There is, though, an elephant in the room: segregation.

Social segregation and its bitter route, fear of the ‘other’

The 2012 OECD economic report on Chile highlighted the dramatic levels of income inequality between municipalities. Social segregation in the capital is marked with the very affluent north-east cone surpassing the rest of the city greatly in terms of income, green spaces and many of measures of quality of life, Perez said.

The housing minister highlighted current plans to provide subsidies for vulnerable families to live in mixed areas amongst the middle classes, but these types of policies have been notably absent for a long time in Chile.

This, says Cociña, is fundamental if the current problems are to be tackled. Ghettoization is rife, but there is strong resistance to tackling this from both the public and constructors who fear mixed housing projects would be undesirable to many.

“Social segregation and its bitter route, fear of the other, can be found in multiple parts of the national fabric,” reads Cociña’s article.

Perez agreed there is great resistance to integrating social housing, but highlighted the role affluent municipalities play in excluding integration.

“We also have to consider that a lot of municipalities, in their regulation, prohibit the presence of social housing.

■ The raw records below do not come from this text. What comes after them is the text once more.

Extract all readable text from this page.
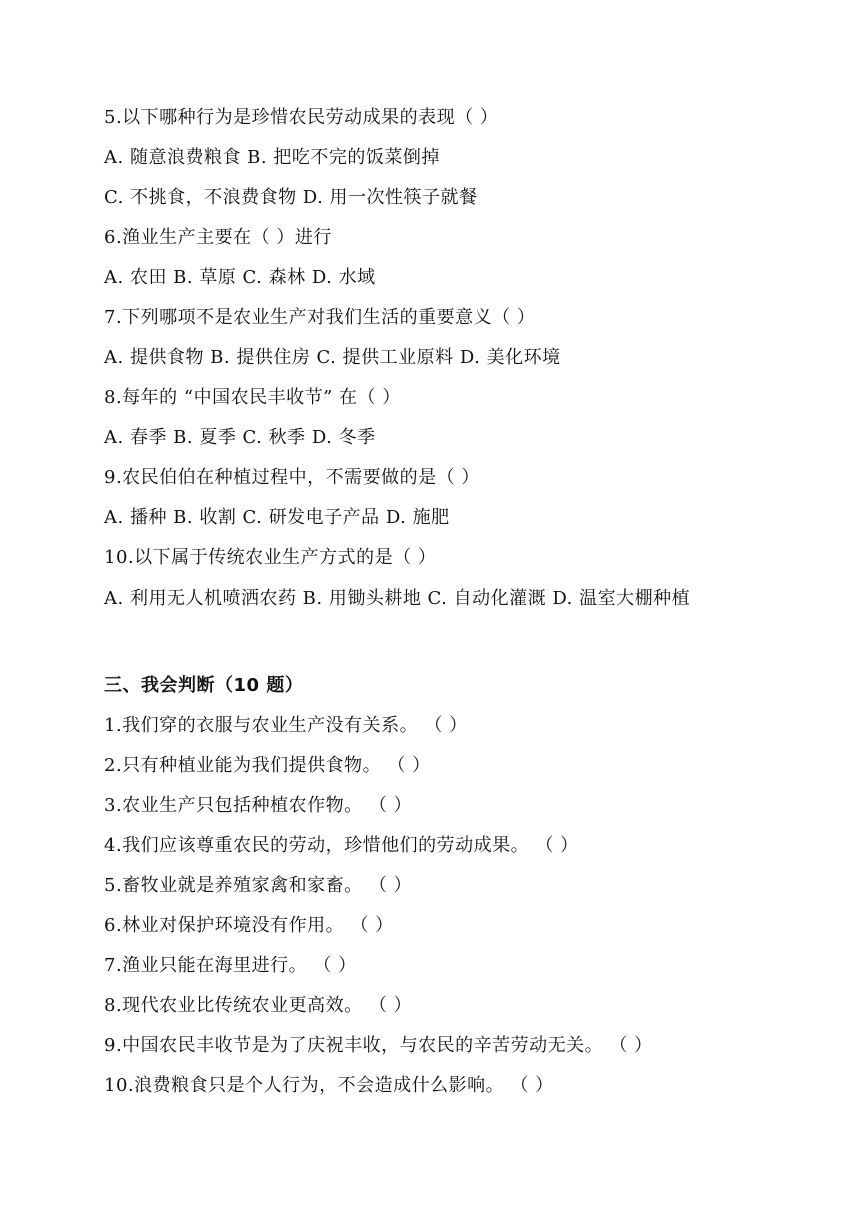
5.以下哪种行为是珍惜农民劳动成果的表现（ ）
A. 随意浪费粮食 B. 把吃不完的饭菜倒掉
C. 不挑食，不浪费食物 D. 用一次性筷子就餐
6.渔业生产主要在（ ）进行
A. 农田 B. 草原 C. 森林 D. 水域
7.下列哪项不是农业生产对我们生活的重要意义（ ）
A. 提供食物 B. 提供住房 C. 提供工业原料 D. 美化环境
8.每年的 “中国农民丰收节” 在（ ）
A. 春季 B. 夏季 C. 秋季 D. 冬季
9.农民伯伯在种植过程中，不需要做的是（ ）
A. 播种 B. 收割 C. 研发电子产品 D. 施肥
10.以下属于传统农业生产方式的是（ ）
A. 利用无人机喷洒农药 B. 用锄头耕地 C. 自动化灌溉 D. 温室大棚种植
三、我会判断（10 题）
1.我们穿的衣服与农业生产没有关系。 （ ）
2.只有种植业能为我们提供食物。 （ ）
3.农业生产只包括种植农作物。 （ ）
4.我们应该尊重农民的劳动，珍惜他们的劳动成果。 （ ）
5.畜牧业就是养殖家禽和家畜。 （ ）
6.林业对保护环境没有作用。 （ ）
7.渔业只能在海里进行。 （ ）
8.现代农业比传统农业更高效。 （ ）
9.中国农民丰收节是为了庆祝丰收，与农民的辛苦劳动无关。 （ ）
10.浪费粮食只是个人行为，不会造成什么影响。 （ ）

Not explicitly, that would be illegal, but the construction regulations of the places mean that with these restrictions it’s impossible to construct social housing,” said Perez. “Why do they do it? In part, it is because residents of social housing don’t pay municipal taxes.”

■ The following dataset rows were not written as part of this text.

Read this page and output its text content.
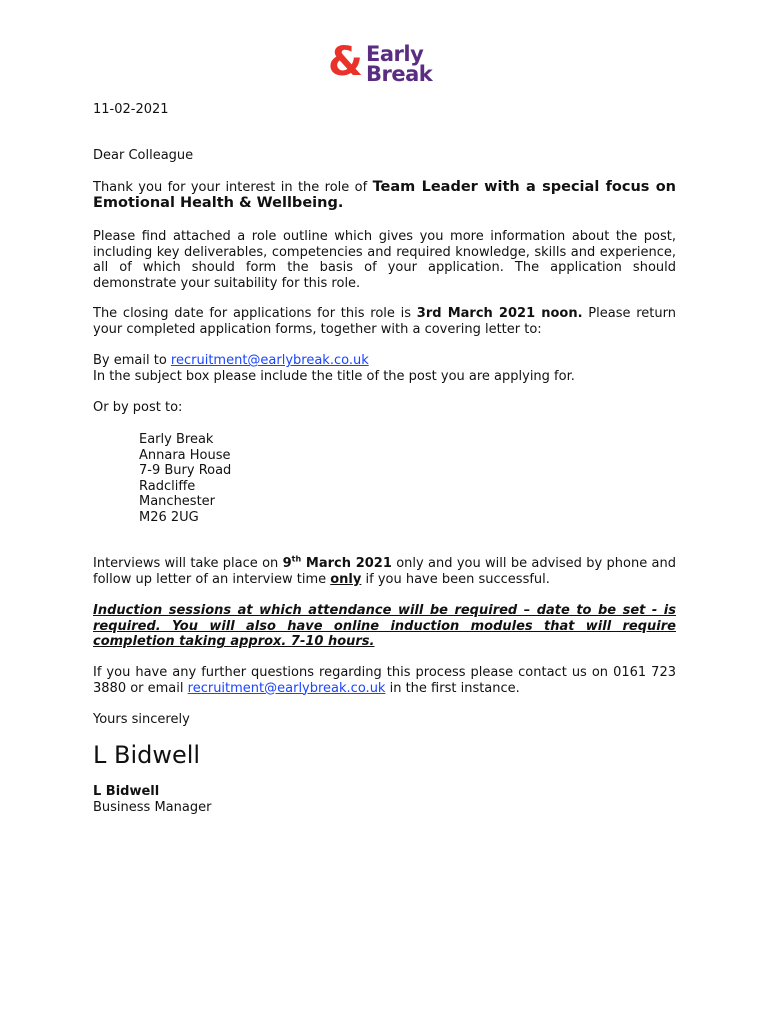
& Early
Break
11-02-2021
Dear Colleague
Thank you for your interest in the role of Team Leader with a special focus on Emotional Health & Wellbeing.
Please find attached a role outline which gives you more information about the post, including key deliverables, competencies and required knowledge, skills and experience, all of which should form the basis of your application. The application should demonstrate your suitability for this role.
The closing date for applications for this role is 3rd March 2021 noon. Please return your completed application forms, together with a covering letter to:
By email to recruitment@earlybreak.co.uk
In the subject box please include the title of the post you are applying for.
Or by post to:
Early Break
Annara House
7-9 Bury Road
Radcliffe
Manchester
M26 2UG
Interviews will take place on 9th March 2021 only and you will be advised by phone and follow up letter of an interview time only if you have been successful.
Induction sessions at which attendance will be required – date to be set - is required. You will also have online induction modules that will require completion taking approx. 7-10 hours.
If you have any further questions regarding this process please contact us on 0161 723 3880 or email recruitment@earlybreak.co.uk in the first instance.
Yours sincerely
L Bidwell
L Bidwell
Business Manager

For many, though, segregation is much deeper than a simple byproduct of the system — it is symptomatic of Chile’s neoliberal political climate that has led to segregation and inequality in education and health, among other areas.

Analyzing the market logic in his recent book, congressional candidate Giorgio Jackson suggests that simple profit-driven policies are inadequate because they only consider the construction of lots and subsequent earnings, disregarding the provision of facilities, transport links and other necessities. The result is places like Bajos de Menas that lack all basic facilities.

“This is how the system is. It isn’t that it has failed, the system worked because the poorest families live together,” reads the book. “In the conception of the system this isn’t an accident. It is not about solving a problem because [ghettoization] was never conceived as a problem, it is just how the model works.”